Zhirayr Sefilian, whose nationalist pressure group is a member of the Armenian National Congress (HAK), tells “Kapital” that HAK leader Levon Ter-Petrosian’s November 11 speech marked a “deviation from the principles of the popular movement.” “So those who agree with the content of that speech had better leave the field of the popular movement,” says Sefilian. “I again assure that the Alliance of Armenian Volunteers remains faithful to the movement’s principles.
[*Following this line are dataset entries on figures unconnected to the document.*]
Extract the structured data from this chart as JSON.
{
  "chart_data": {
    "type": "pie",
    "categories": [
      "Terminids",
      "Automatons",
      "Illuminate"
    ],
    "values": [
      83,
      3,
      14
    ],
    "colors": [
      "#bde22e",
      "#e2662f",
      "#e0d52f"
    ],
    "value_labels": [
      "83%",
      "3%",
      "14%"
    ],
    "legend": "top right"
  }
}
We will never undermine the unanimity of tens of thousands of Armenian citizens formed as a result of the movement.”

Sefilian also disagrees with the “tactical path” which Ter-Petrosian and other HAK leaders chose following the March 2008 violence in Yerevan. “We have been in favor of more resolute actions which certainly fit into the democratic philosophy,” he says.

“Hraparak” claims that Prime Minister Tigran Sarkisian betrayed his “liberal views” by joining the ruling Republican Party of Armenia (HHK). “The prime minister’s move finally closed the issue of forming a more broad-based government because right from the beginning Tigran Sarkisian’s appointment [as prime minister] was perceived like a way of getting out of the extremely tense situation of political crisis smoothly and without losses,” says the paper. “The authority is thus showing that the internal political crisis is over and the idea of forming a national salvation government dead … The president and the Republican Party are thus announcing their readiness and responsibility to carry the entire burden of government.”